Dart wielded that influence while working with Allen, who she began representing in the mid-80s, according to Marion Meade’s The Unruly Life of Woody Allen. When asked in 1992 whether Allen was sleeping with Soon-Yi Previn, a New York Daily News reporter claimed to Meade that Dart snapped, “How can you say such a thing? That’s horrible.” Shortly afterward, Allen confirmed that he was dating Previn in a press conference. In 2014, Dylan Farrow wrote about her allegations against Allen for the first time in a New York Times blog post. Not long afterward, The Wrap reported that Dart “sent out four emails in less than three-and-a-half hours” to dozens of journalists that reportedly included numerous links to articles critical of Farrow’s story.

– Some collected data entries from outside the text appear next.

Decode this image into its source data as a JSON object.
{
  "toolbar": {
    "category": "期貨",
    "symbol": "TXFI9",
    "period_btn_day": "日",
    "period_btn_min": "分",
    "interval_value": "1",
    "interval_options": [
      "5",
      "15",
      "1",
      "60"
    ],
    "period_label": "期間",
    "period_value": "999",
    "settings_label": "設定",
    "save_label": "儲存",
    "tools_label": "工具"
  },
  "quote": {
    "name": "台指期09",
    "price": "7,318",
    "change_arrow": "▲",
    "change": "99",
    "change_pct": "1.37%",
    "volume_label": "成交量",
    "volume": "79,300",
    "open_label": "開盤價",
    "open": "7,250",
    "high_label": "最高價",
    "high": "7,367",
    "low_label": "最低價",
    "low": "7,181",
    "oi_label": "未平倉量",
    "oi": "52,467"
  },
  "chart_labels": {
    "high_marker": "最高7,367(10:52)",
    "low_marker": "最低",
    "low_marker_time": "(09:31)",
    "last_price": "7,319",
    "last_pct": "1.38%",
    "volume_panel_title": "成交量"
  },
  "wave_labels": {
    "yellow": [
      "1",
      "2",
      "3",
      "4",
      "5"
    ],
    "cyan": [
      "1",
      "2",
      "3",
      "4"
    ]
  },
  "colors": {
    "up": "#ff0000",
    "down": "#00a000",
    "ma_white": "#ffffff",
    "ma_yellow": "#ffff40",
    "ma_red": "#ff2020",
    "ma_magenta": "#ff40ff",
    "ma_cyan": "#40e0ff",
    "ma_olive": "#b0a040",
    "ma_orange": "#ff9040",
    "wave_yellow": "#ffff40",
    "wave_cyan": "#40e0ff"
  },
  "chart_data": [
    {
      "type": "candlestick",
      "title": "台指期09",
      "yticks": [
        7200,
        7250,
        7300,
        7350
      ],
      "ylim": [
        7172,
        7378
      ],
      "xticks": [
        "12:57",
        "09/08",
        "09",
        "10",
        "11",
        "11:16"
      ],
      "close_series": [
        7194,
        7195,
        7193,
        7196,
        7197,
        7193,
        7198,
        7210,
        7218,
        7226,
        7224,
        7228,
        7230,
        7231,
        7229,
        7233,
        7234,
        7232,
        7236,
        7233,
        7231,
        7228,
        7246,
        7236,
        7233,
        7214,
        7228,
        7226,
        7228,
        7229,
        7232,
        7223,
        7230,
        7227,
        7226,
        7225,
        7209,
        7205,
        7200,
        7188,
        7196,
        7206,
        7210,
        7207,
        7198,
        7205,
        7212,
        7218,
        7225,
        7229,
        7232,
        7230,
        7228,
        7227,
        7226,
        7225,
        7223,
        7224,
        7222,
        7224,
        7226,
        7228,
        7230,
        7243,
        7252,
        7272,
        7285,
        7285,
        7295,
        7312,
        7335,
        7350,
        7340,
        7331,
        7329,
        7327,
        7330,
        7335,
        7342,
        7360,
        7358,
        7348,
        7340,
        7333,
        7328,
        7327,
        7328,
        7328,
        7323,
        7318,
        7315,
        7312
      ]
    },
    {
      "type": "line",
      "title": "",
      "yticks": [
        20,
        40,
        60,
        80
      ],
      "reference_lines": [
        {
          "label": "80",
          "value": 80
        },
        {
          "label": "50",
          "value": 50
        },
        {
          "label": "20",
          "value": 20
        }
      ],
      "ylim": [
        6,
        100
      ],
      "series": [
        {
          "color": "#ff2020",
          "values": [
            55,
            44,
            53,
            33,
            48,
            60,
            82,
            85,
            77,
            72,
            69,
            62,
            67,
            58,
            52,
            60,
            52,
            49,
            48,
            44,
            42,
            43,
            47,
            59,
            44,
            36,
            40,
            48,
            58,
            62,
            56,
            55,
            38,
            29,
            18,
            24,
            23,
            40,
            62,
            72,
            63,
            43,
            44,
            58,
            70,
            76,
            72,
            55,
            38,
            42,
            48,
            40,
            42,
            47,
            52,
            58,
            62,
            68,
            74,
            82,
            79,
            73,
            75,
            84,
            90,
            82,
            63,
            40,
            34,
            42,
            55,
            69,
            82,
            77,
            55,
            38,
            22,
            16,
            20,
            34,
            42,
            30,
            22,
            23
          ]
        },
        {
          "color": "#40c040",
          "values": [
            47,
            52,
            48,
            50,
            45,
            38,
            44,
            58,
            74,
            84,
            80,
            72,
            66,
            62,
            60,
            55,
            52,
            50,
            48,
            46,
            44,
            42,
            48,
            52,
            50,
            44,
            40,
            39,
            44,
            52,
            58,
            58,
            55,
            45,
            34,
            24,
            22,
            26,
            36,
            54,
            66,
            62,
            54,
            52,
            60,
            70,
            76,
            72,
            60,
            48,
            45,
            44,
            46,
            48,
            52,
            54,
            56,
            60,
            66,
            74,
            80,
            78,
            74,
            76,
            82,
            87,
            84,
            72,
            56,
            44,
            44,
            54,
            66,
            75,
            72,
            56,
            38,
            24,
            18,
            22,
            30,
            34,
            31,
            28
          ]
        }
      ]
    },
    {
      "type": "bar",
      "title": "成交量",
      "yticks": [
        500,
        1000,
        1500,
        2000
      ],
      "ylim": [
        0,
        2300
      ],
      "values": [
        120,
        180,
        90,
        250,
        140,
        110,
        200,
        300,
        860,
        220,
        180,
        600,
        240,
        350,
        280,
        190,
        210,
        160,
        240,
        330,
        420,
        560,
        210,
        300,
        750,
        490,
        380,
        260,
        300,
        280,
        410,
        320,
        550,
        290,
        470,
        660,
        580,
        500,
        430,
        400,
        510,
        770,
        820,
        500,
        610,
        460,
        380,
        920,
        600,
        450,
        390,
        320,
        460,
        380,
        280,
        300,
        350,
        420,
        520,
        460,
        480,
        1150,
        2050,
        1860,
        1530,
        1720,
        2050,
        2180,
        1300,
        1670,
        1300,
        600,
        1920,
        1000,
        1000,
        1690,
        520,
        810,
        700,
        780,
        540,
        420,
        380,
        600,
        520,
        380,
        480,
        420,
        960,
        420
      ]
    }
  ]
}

Following the publication of Dylan’s piece, there was “not a coordinated effort exactly, but a series of commenters defending Allen” using the same talking points from 20 years prior, Slate writer Lili Loofbourow notes in Allen v. Farrow. The questionable Yale-New Haven report was again brought up as evidence, while actors including Scarlett Johansson, Javier Bardem, and Diane Keaton openly expressed their support for Allen. Days later, Allen wrote his own New York Times op-ed calling Farrow’s accusations “ludicrous.”
In 2016, Ronan Farrow wrote a guest column for The Hollywood Reporter about the wall of protection surrounding Allen. “Being in the media as my sister's story made headlines, and Woody Allen's PR engine revved into action, gave me a window into just how potent the pressure can be to take the easy way out,” he wrote. He claimed that his colleagues at other major news outlets received daily emails from Dart featuring “talking points ready-made to be converted into stories,” along with offers to interview certain therapists, lawyers, and friends of Allen’s who would validate his claims.
“The open CC list on those emails revealed reporters at every major outlet with whom that publicist shared relationships — and mutual benefit, given her firm's starry client list, from Will Smith to Meryl Streep,” Ronan continued. “Reporters on the receiving end of this kind of PR blitz have to wonder if deviating from the talking points might jeopardize their access to all the other A-list clients.”
Ronan described this as a “culture of transactional access journalism,” in which “powerful PR people trade stories and plant stories and put into the public consciousness whatever their clients want.” Allen v. Farrow demonstrates how that helped to insulate Allen from criticism.
After Allen v. Farrow premiered, journalists received an email from Allen’s sister Letty Aronson acting in a PR capacity. “Woody and Soon-Yi were approached less than two months ago and given only a matter of days ‘to respond,’” the email read, per The Daily Beast. “As has been known for decades, these allegations are categorically false.”
However, Allen v. Farrow producer Amy Herdy said that she first reached out to Dart in June 2018. “I reached out to his rep a few times to try and interview him then — and got crickets back,” she told Variety. “I know they got my request, because I was able to get an assistant on the phone saying, ‘You are getting my emails, right?’ And she said yes. But they never responded.”